Eine immer größer werdende Anzahl von Unternehmen setzt sich in Vorbereitung auf die EU-Nachhaltigkeitsberichtpflicht (CSRD; Corporate Sustainable Reporting Directive) mit Nachhaltigkeits- und im Speziellen Klimarisiken auseinander. Die Unternehmen betrachten hierfür zwei Perspektiven:

  1. Inside-Out-Perspektive: das Unternehmen bewirkt Risiken auf Umwelt und Gesellschaft (bspw. Treibhausgas-Emissionen)
  2. Outside-In-Perspektive: Risiken für das Unternehmen auf Grund der Entwicklungen in Umwelt und Gesellschaft (bspw. zu zunehmende Extremwetterereignisse)

Das betriebliche Risikomanagement steht dabei vor ganz neuen Herausforderungen, denn viele der identifizierten Nachhaltigkeitsrisiken sind nicht oder nur mit hohem Aufwand in bestehende Managementstrukturen zu integrieren.  Nachfolgend erläutern wir anhand von 5 Schritten, wie speziell Klimarisiken im Risikomanagement identifiziert und bewertet werden können.

Inhalt

Schritt 0 – Klimarisiken in der EU-Nachhaltigkeitsberichtpflicht (CSRD)

Die Analyse und Berichterstattung zu Klimarisiken ist Bestandteil der geplanten EU-Nachhaltigkeitsberichtpflicht. Zum Zeitpunkt dieses Artikels liegen die November-Entwürfe für den zukünftigen Berichtsstandard (ESRS, European Sustainability Reporting Standards) vor. Gemäß den Entwürfen gliedert sich der zukünftige Berichtsstandard in vier Bereiche: Allgemeines, Umwelt, Soziales und Governance. Im Bereich Umwelt sind die Berichtspflichten zu Klimarisiken verankert. Konkret im Unterkapitel ESRS E1 Klimawandel

Schritt 1 – Klimarisiken definieren

Grundsätzlich werden mit dem Begriff Klimarisiken alle Gefahren in Folge des fortschreitenden Klimawandels zusammengefasst. In unseren Beratungsprojekten hat es sich bewährt, für Klimarisiken den Definitionsrahmen der Task Force on Climate-related Financial Disclosures (kurz TCFD) anzuwenden. Die TCFD ist eine Sonderarbeitsgruppe des Finanzstabilitätsrates der G20 (für weitere Informationen zur TCFD). Der TCFD-Definitionsrahmen unterscheidet zwei Kategorien von Klimarisiken: (1) Physische Klimarisiken und (2) Transitorische Klimarisiken.
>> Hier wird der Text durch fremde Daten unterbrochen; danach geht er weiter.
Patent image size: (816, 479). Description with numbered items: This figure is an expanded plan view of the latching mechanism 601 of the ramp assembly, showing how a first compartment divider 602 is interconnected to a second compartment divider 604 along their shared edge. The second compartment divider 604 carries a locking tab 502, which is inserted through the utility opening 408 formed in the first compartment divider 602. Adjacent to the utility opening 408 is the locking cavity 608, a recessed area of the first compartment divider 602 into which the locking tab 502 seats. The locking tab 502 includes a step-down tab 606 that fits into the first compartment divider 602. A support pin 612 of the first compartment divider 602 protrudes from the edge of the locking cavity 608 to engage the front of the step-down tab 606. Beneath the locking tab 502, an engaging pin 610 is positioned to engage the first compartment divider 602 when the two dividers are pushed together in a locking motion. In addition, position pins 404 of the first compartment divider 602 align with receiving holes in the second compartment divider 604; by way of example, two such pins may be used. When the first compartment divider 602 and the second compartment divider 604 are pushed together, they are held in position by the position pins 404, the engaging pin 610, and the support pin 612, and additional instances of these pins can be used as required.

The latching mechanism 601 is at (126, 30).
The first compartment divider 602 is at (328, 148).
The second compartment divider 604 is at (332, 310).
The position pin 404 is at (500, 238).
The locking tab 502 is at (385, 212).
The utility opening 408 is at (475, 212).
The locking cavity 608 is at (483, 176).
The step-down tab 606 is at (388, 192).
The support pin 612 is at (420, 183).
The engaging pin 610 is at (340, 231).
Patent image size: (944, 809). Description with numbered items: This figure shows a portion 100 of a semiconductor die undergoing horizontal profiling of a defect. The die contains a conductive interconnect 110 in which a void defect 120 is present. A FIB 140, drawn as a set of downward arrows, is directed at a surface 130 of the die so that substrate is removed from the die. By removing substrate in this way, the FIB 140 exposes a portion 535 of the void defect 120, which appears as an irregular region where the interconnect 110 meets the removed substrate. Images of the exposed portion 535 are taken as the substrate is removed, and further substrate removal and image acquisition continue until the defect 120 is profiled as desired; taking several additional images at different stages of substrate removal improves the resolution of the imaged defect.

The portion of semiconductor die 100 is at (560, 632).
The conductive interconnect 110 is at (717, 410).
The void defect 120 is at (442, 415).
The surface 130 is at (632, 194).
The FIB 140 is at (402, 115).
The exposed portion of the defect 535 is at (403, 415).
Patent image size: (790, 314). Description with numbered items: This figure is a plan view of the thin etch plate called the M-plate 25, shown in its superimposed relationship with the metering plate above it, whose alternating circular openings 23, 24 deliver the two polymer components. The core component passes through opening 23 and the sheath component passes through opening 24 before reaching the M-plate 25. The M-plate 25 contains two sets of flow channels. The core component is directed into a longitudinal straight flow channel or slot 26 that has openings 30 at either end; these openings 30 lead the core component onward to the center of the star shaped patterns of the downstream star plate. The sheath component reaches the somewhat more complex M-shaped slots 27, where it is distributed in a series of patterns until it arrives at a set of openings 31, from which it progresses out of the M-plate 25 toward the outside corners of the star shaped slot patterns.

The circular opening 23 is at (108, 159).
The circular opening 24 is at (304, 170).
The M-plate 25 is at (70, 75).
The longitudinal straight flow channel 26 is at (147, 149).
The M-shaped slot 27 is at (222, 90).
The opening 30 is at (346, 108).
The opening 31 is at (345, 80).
Jede Kategorie umfasst mehrere Risikoarten (siehe Abbildung: Klimarisiken nach TCFD).

Definition von Klimarisiken
Abbildung 1: Definition von Klimarisiken nach TCFD (eigne Darstellung)

Den Kern bilden die klassischen, physischen Klimarisiken.

  • Akute Klimarisiken: Einzelne, klimawandelbedingte Extremwetterereignisse und deren Folgen (bspw. Starkregen)
  • Chronische Klimarisiken: Langfristige Veränderungen klimatischer Bedingungen (bspw. Veränderung von Meeres- und Luftströmungen)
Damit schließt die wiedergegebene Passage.